From d92f3bb6fd13b8c3cab65e4246e1ed2697e8c117 Mon Sep 17 00:00:00 2001
From: "duncan.parkes" <duncan.parkes@cf68f80a-222c-0410-aabe-5f79d0504a29>
Date: Mon, 8 Sep 2008 01:35:40 +0000
Subject: [PATCH] Add scraper for Herefordshire. Alter PlanningUtils to CDATA
 everything, scrapping the xmlquote function.

---
 python_scrapers/Herefordshire.py     | 85 ++++++++++++++++++++++++++++
 python_scrapers/OtherFilesToCopy.csv |  1 +
 python_scrapers/PlanningExplorer.py  |  6 +-
 python_scrapers/PlanningUtils.py     | 21 +++----
 python_scrapers/SitesToGenerate.csv  |  1 +
 5 files changed, 97 insertions(+), 17 deletions(-)
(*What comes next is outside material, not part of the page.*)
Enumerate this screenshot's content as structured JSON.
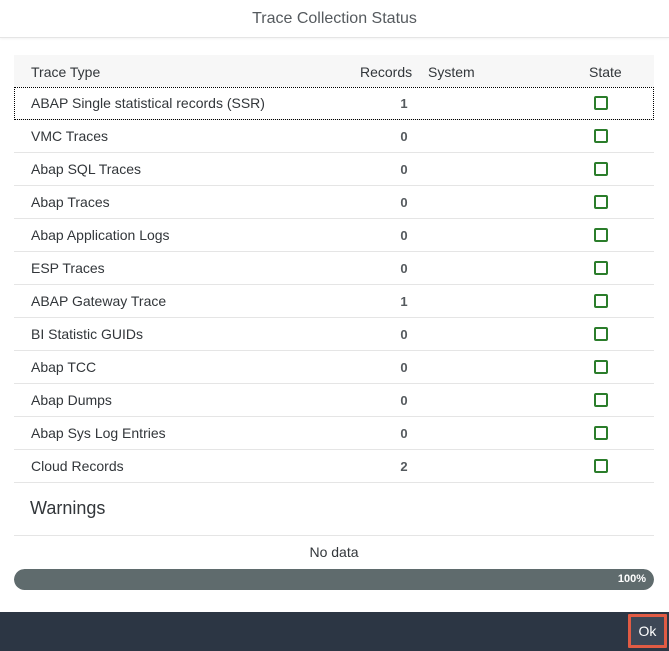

 create mode 100644 python_scrapers/Herefordshire.py

diff --git a/python_scrapers/Herefordshire.py b/python_scrapers/Herefordshire.py
new file mode 100644
index 0000000..19cfbfa
--- /dev/null
+++ b/python_scrapers/Herefordshire.py
@@ -0,0 +1,85 @@
+
+import urllib2
+import urllib
+import urlparse
+
+import datetime, time
+import cgi
+import re
+
+from BeautifulSoup import BeautifulSoup
+
+from PlanningUtils import PlanningApplication, \
+    PlanningAuthorityResults, \
+    getPostcodeFromText
+
+date_format = "%d/%m/%Y"
+
+class HerefordshireParser:
+    comments_email_address = "Developmentcontrol@barnsley.gov.uk"
+
+    def __init__(self, *args):
+
+        self.authority_name = "Herefordshire County Council"
+        self.authority_short_name = "Herefordshire"
+        self.base_url = "http://www.herefordshire.gov.uk/gis/planListResults.aspx?pc=&address=&querytype=current&startdate=%(date)s&enddate=%(date)s&startrecord=0"
+        #As we are going to the info page, we may as well pick up the comment url from there.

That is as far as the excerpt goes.